Again, I want to like it, but I have many problems with the format. The first I can’t stand is the group stage aspect of it. I hate the fact there are completely arbitrary groups created before the season just so the league has a moment to get into the news cycle at the end of the summer. The NBA already has divisions—so why not have the group stage games be divisional matchups? The incentive to win the division has gone away completely in the recent years and this would add just a small piece of those divisional matchups back to the game. If you are insisting that the group stage must be the way we go about determining who plays in the next round in Las Vegas, use the aspects of the league that are already in place so you can not only make it easy for fans to follow but give them a refresh on the history of the division they root for.

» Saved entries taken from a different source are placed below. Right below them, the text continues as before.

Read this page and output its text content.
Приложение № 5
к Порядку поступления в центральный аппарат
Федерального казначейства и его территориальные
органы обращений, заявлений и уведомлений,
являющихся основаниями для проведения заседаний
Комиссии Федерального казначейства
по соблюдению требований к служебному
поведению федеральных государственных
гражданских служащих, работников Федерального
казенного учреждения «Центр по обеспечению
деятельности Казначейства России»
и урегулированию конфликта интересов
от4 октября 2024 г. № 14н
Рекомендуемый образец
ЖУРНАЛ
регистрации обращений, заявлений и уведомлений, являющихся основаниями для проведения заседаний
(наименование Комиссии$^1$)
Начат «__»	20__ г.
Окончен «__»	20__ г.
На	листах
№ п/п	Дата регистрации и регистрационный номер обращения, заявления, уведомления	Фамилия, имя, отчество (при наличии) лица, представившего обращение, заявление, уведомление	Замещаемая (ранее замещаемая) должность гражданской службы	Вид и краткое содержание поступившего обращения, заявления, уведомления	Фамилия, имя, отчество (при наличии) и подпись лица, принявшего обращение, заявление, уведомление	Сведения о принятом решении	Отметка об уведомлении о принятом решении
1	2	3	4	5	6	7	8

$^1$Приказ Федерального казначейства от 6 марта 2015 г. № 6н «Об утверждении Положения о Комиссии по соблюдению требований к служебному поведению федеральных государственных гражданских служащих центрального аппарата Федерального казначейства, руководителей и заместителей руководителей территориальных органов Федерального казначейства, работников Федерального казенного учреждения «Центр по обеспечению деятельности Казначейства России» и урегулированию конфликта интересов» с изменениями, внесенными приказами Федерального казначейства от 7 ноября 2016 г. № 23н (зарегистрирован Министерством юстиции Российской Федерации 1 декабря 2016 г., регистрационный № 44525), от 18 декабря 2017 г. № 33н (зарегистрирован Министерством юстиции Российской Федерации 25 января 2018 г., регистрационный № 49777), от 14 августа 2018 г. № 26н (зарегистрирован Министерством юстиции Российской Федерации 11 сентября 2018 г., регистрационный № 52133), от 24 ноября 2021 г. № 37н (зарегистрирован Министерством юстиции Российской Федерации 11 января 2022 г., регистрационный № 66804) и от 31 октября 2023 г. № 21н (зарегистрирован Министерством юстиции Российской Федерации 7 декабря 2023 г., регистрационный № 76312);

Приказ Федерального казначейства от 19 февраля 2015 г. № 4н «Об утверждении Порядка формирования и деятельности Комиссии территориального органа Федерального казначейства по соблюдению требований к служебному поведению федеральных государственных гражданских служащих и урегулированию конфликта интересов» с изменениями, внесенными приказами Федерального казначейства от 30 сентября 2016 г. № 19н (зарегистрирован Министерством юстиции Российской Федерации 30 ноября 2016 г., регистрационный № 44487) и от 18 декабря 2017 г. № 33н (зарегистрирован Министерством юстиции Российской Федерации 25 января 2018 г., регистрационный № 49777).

The next problem I have is using point differential as the main tie breaker. I have a deeper issue with point differential than we have time for here, but if the NBA wants a tie breaker, why not use how well the teams defend their home court? The reason why I say this is because the league wants the NBA Cup to become a big deal and incentivizing teams to have the best home court advantage  could go a long way into doing just that. Start at the grass roots to get fans involved and have them show up to the games. How the teams do this is up to each individual organization but getting fan interest back into the sport is paramount given the recent trends with tv ratings and attendance records. Making the NBA Cup an event at the arena is a no-brainer and it needs to come from a place of authenticity, not a complete gimmick. Having the home court record matter is a way to say to your fans “we need you to win these games.” That would also mean the NBA would need to schedule more home games than road games during the duration of the NBA Cup. And while we’re on the subject of the length of the duration of the tournament, four games doesn’t move the needle to generate interest for a group stage. How about we go from four games to nine games? That way you increase the sample size to just under an eighth of the season making it a bigger part of the schedule. This is America after all, we love more stuff! Even though technically it’s not more it’s just a different way of looking at the season. You may be asking, well why nine games? Nine games because that’s just over half of the division games on the NBA calendar while also being an odd number of games, duh, so we can get rid of the use of point differential as a key indicator of who advances to the quarterfinal.

The quarterfinals, semifinals, and final are fine the way they are. I do really enjoy the idea of a neutral site for the last three games the league will just need to get more creative in how it makes Las Vegas more of an event. It’s Vegas, if the Golden Knights, Usher, and Adele can do it, it shouldn’t be that hard.

The next issue I have with the NBA Cup is the horrific courts the games are played on. I understand the courts need to be different to determine the importance of these games, but they don’t need to be stuff of cartoons. I’d like just the NBA Cup logo at center court, the middle of the lane, and maybe on opposite baselines (like the NBA used to do in the Finals), but that’s it! The courts now, the wood should be used to record the world’s largest barn fire and never thought of again.

The last issue I have with the setup of the NBA Cup is the days the games are played on. Why wouldn’t once the tournament is under way, all games following be NBA Cup games. Instead, of what they do now alternating between NBA Cup and non-NBA Cup. Going in between NBA Cup games and a normal regular season game is way too confusing and jarring a switch. No one watching should go “OH YEAH, today is an NBA Cup game.” If you have to remind someone, that’s the second you lose their interest. Having the tournament be a month long between the middle of November into the middle of December be “NBA Cup Month” and lead into the Christmas Day games would help drive interest throughout the young part of the season and give the league a better chance of getting the casual basketball fan to tune in earlier than the de-facto Opening Day of Christmas.

If you want to add something more than prize money, that’s where it gets tricky, and frankly that’s where you lose me completely. When the NBA Cup finishes there’s about three quarters of the season left so adding actual playoff value to NBA Cup wouldn’t make much sense. Draft pick compensation with the new apron rules makes the entire conversation of adding addition prizes worthless. Having the fans place the value of the tournament seems to make the most sense, and hell, the league has the money, maybe bump the prize money up another $500,000.  The NBA is trying to create value out of thin air for the NBA Cup; instead of using the history of the league to introduce a new way of generating interest into the game within the United States. The league for decades hasn’t done a great job of recognizing the historical aspects of the great game. Using the NBA Cup as a conduit won’t alleviate all the damage, but it will certainly help get this generations causal fans to care a little more, and that at this point is all you can do.